The number of polynomials having zeroes as -2 and 5 is
(a) 1
(b) 2
(c) 3
(d) more than 3
(d) Let p (x) = ax2 + bx + c be the required polynomial whose zeroes are -2 and 5.
$\therefore \quad$ Sum of zeroes $=\frac{-b}{a}$
$\Rightarrow$ $\frac{-b}{a}=-2+5=\frac{3}{1}=\frac{-(-3)}{1}$ ...(i)

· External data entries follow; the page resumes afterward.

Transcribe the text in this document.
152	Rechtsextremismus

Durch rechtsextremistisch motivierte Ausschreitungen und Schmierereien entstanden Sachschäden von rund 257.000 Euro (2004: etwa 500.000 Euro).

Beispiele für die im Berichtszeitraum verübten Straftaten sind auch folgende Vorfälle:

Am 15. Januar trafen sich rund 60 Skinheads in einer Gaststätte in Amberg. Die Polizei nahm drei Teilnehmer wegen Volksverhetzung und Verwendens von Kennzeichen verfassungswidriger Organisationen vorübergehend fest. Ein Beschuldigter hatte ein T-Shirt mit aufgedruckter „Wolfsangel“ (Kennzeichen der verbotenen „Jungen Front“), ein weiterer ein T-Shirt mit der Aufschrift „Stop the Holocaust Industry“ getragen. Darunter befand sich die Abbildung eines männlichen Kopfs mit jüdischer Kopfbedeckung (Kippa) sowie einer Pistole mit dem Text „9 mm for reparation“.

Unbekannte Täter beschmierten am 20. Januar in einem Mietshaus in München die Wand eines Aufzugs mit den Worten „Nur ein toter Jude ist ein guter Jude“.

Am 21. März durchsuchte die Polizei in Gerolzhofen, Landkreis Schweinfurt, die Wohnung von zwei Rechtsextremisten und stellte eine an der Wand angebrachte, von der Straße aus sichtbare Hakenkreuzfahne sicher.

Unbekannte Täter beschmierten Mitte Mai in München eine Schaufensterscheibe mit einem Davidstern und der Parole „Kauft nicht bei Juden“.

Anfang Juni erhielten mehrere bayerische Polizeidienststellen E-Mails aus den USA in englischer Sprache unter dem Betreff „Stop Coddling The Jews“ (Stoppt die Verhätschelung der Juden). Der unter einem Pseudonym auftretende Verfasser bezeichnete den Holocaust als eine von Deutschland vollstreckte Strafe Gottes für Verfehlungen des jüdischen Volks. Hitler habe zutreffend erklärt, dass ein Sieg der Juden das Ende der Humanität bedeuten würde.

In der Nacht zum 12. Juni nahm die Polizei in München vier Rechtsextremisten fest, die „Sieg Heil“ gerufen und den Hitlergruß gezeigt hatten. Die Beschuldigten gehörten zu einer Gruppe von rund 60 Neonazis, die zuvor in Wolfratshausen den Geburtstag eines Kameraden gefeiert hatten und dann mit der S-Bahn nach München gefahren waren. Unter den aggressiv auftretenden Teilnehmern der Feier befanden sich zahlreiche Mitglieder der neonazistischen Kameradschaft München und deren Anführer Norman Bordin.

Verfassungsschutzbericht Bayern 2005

and product of zeroes $=\frac{c}{a}$
$\Rightarrow \quad \frac{c}{a}=-2 \times 5=\frac{-10}{1}$ .....(ii)
From Eqs. (i) and (ii),
$a=1, b=-3$ and $c=-10$
$\therefore$ $p(x)=a x^{2}+b x+c=1 \cdot x^{2}-3 x-10$
$=x^{2}-3 x-10$
But we know that, if we multiply/divide any polynomial by any arbitrary constant. Then, the zeroes of polynomial never change.

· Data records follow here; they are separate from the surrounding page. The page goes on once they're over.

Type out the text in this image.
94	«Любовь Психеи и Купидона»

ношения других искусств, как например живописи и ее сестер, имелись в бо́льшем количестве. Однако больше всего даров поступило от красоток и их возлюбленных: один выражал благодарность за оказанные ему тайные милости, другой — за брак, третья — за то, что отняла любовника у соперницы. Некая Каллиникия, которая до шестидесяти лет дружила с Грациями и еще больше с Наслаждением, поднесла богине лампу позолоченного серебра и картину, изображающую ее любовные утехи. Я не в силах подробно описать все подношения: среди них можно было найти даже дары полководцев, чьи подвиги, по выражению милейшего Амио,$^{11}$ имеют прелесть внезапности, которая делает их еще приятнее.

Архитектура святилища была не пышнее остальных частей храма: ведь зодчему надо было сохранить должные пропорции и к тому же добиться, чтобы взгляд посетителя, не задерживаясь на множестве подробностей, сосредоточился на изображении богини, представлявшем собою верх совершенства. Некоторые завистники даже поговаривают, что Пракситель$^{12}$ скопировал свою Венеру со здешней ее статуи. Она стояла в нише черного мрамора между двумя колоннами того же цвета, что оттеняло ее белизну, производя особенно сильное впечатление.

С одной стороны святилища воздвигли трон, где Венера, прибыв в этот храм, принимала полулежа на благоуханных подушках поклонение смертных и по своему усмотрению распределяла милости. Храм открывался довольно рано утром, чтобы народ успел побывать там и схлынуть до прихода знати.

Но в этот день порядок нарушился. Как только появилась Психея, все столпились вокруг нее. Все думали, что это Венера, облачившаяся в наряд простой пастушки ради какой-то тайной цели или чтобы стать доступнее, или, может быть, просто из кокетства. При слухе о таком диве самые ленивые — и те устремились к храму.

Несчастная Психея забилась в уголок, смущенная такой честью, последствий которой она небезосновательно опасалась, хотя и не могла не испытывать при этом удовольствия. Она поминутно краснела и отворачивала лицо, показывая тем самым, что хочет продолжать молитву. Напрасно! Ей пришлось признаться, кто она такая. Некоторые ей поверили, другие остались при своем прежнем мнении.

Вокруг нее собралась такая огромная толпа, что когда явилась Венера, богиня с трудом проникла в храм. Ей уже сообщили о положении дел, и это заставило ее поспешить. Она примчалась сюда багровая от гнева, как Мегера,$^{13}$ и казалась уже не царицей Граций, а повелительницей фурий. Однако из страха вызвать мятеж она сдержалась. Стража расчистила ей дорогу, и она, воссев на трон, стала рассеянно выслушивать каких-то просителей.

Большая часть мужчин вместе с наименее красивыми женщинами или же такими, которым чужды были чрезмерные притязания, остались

$\therefore$ $p(x)=k x^{2}-3 k x-10 k$ [where, $k$ is a real number]
$\Rightarrow$ $p(x)=\frac{x^{2}}{k}-\frac{3}{k} x-\frac{10}{k}$ [where, $k$ is a non-zero real number]
Hence, the required number of polynomials are infinite i.e., more than 3.